Dear Nebula,
First of all, great news on the validity! I’m sure that’s a big relief. Even though it’s no longer a “live” issue, I thought I might offer a few more tidbits to help you understand the rationale behind the laws that have been so vexing for you recently.
From what I understand on the issue reading around-- and at this point this is more out of interest over this legal case than anything else-- that the whole thing will hinge on if my joining the Mormon church formally will count as a renounciation of my Catholic faith into which I was baptized but not at all educated in. If it does, I think the marriage will be valid. There’s where I place my bet…
Obviously the diocese will have told you
why your marriage is valid, and formal enrolment in the Mormon church is probably the reason (part of the requirement for written notification of one’s bishop when one defects from the faith is that most other churches do not have any formal process of entry - you can just show up and go to church there). One other possibility that occurs to me, though, is that if you were essentially pulled out of the faith before being able to make the decision for yourself then a tribunal might also consider that formal defection. Parents can make those decisions for their young children such that, for instance, when they convert to Catholicism they can “convert” their baptized children simply by declaring their intent that the children be considered Catholics, too. It should work in the other direction, too.
Obviously this matter has to factor into my decision for no other reason than I would question the validity of a church which questions the validity of a marriage between two people who were virgins on their wedding day.
The real reason I wanted to post, though, is to throw some light on this difficulty you have been having, namely with the idea that no church worthy of the name should be doubting what appear to be perfectly valid commitments on the part of people who intended to marry. I hope to explain just a little bit as to
why the Catholic Church considers many of those marriages to be invalid.
The main flow of the reasoning is that the Church says: if a Catholic declines/refuses to marry within the rules set down by the Church, are we really supposed to believe that the same Catholic intends to do what the Church teaches about marriage? The problem is that this gets rather odd when we are dealing not with Catholics
per se but with former Catholics.
The requirement to observe Catholic form in marriage is really designed for Catholics as such, ideally *practicing Catholics *but at least those who self-identify as Catholics; if they say with their mouths that they want to get married, but then either don’t bother to find out how they as Catholics ought to do this, or even worse find out and then openly refuse to do those things, then that seems like a very acceptable reason to doubt that they intend to contract a (Catholic) marriage.

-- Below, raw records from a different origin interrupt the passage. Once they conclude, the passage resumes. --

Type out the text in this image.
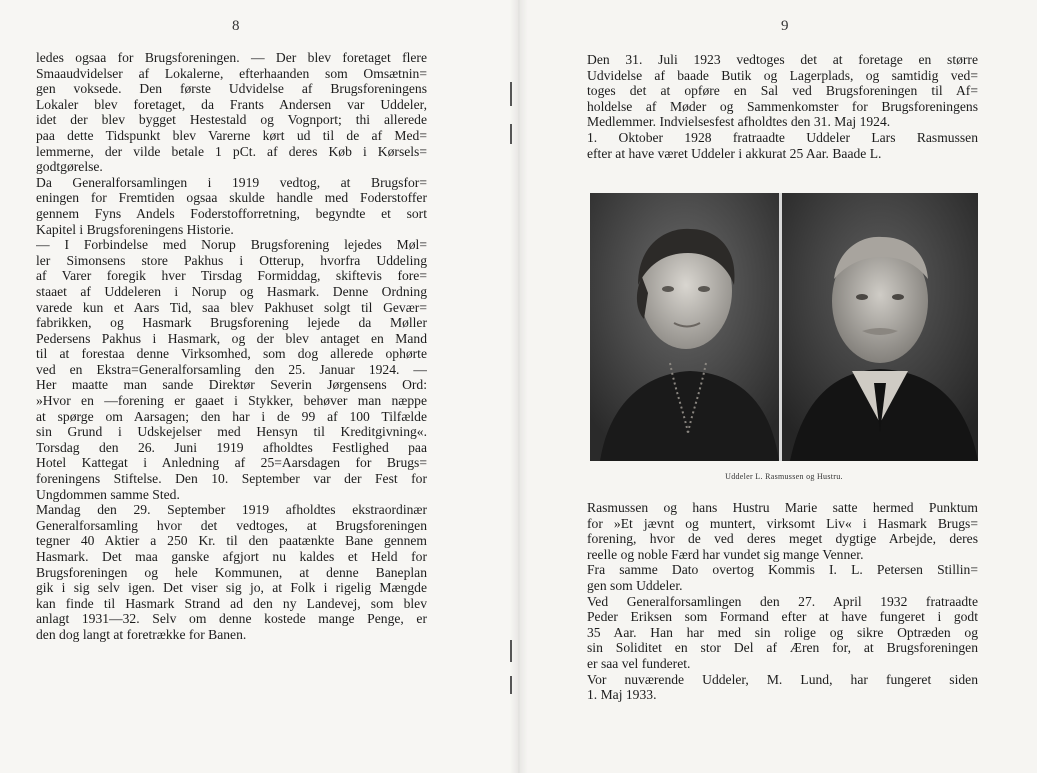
8	9
ledes ogsaa for Brugsforeningen. — Der blev foretaget flere
Smaaudvidelser af Lokalerne, efterhaanden som Omsætnin=
gen voksede. Den første Udvidelse af Brugsforeningens
Lokaler blev foretaget, da Frants Andersen var Uddeler,
idet der blev bygget Hestestald og Vognport; thi allerede
paa dette Tidspunkt blev Varerne kørt ud til de af Med=
lemmerne, der vilde betale 1 pCt. af deres Køb i Kørsels=
godtgørelse.
Da Generalforsamlingen i 1919 vedtog, at Brugsfor=
eningen for Fremtiden ogsaa skulde handle med Foderstoffer
gennem Fyns Andels Foderstofforretning, begyndte et sort
Kapitel i Brugsforeningens Historie.
— I Forbindelse med Norup Brugsforening lejedes Møl=
ler Simonsens store Pakhus i Otterup, hvorfra Uddeling
af Varer foregik hver Tirsdag Formiddag, skiftevis fore=
staaet af Uddeleren i Norup og Hasmark. Denne Ordning
varede kun et Aars Tid, saa blev Pakhuset solgt til Gevær=
fabrikken, og Hasmark Brugsforening lejede da Møller
Pedersens Pakhus i Hasmark, og der blev antaget en Mand
til at forestaa denne Virksomhed, som dog allerede ophørte
ved en Ekstra=Generalforsamling den 25. Januar 1924. —
Her maatte man sande Direktør Severin Jørgensens Ord:
»Hvor en —forening er gaaet i Stykker, behøver man næppe
at spørge om Aarsagen; den har i de 99 af 100 Tilfælde
sin Grund i Udskejelser med Hensyn til Kreditgivning«.
Torsdag den 26. Juni 1919 afholdtes Festlighed paa
Hotel Kattegat i Anledning af 25=Aarsdagen for Brugs=
foreningens Stiftelse. Den 10. September var der Fest for
Ungdommen samme Sted.
Mandag den 29. September 1919 afholdtes ekstraordinær
Generalforsamling hvor det vedtoges, at Brugsforeningen
tegner 40 Aktier a 250 Kr. til den paatænkte Bane gennem
Hasmark. Det maa ganske afgjort nu kaldes et Held for
Brugsforeningen og hele Kommunen, at denne Baneplan
gik i sig selv igen. Det viser sig jo, at Folk i rigelig Mængde
kan finde til Hasmark Strand ad den ny Landevej, som blev
anlagt 1931—32. Selv om denne kostede mange Penge, er
den dog langt at foretrække for Banen.
Den 31. Juli 1923 vedtoges det at foretage en større
Udvidelse af baade Butik og Lagerplads, og samtidig ved=
toges det at opføre en Sal ved Brugsforeningen til Af=
holdelse af Møder og Sammenkomster for Brugsforeningens
Medlemmer. Indvielsesfest afholdtes den 31. Maj 1924.
1. Oktober 1928 fratraadte Uddeler Lars Rasmussen
efter at have været Uddeler i akkurat 25 Aar. Baade L.
Uddeler L. Rasmussen og Hustru.
Rasmussen og hans Hustru Marie satte hermed Punktum
for »Et jævnt og muntert, virksomt Liv« i Hasmark Brugs=
forening, hvor de ved deres meget dygtige Arbejde, deres
reelle og noble Færd har vundet sig mange Venner.
Fra samme Dato overtog Kommis I. L. Petersen Stillin=
gen som Uddeler.
Ved Generalforsamlingen den 27. April 1932 fratraadte
Peder Eriksen som Formand efter at have fungeret i godt
35 Aar. Han har med sin rolige og sikre Optræden og
sin Soliditet en stor Del af Æren for, at Brugsforeningen
er saa vel funderet.
Vor nuværende Uddeler, M. Lund, har fungeret siden
1. Maj 1933.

The requirement about formal defection, on the other hand, exists because Catholic identity operates on a spectrum of registers. In one sense, once one is baptized Catholic or is received into the Church, one is Catholic forever, unto all eternity. It’s an ontological fact, which admits only of the question of being a “good Catholic” or “bad Catholic.” But one can also lump some of the bad Catholics into a group of people who no longer believe or practice the Catholic faith at all and in fact believe and practice (sometimes quite fervently) a different faith. Formal defection was placed into our laws to prevent that sort of people from coming to a troubled point in their marriages contracted once having left the Church andsaying “Well, since I was Catholic twenty years ago and didn’t marry you in the Church 10 years ago, I can walk away at any time.” It was an attempt to seriously
bind people to marriages contracted while they were not living as Catholics by making it possibly to assert the
validity of those marriages.
The problem we have run into, though, is that the vagaries of interpretation have led to a very odd mixture of the above principles by setting the bar for defection so high that it effectively invalidates the marriages defection was meant to cement in their validity. It’s a problem that many have highlighted and hope will be remedied ASAP, but the fact of that problem should not cover up the main reasoning behind the invalidity issue to begin with, i.e. we’re really just looking to see if someone actually intends to enter into marriage (a lifelong union of man and woman that is exclusive, permanent, open to life, etc., etc.) rather than just entering into a somewhat temporary tax shelter, a more formal means of shacking up, or some similar non-marriage pact. We haven’t quite perfected our calculus in this regard, but that’s really all we’re trying to do.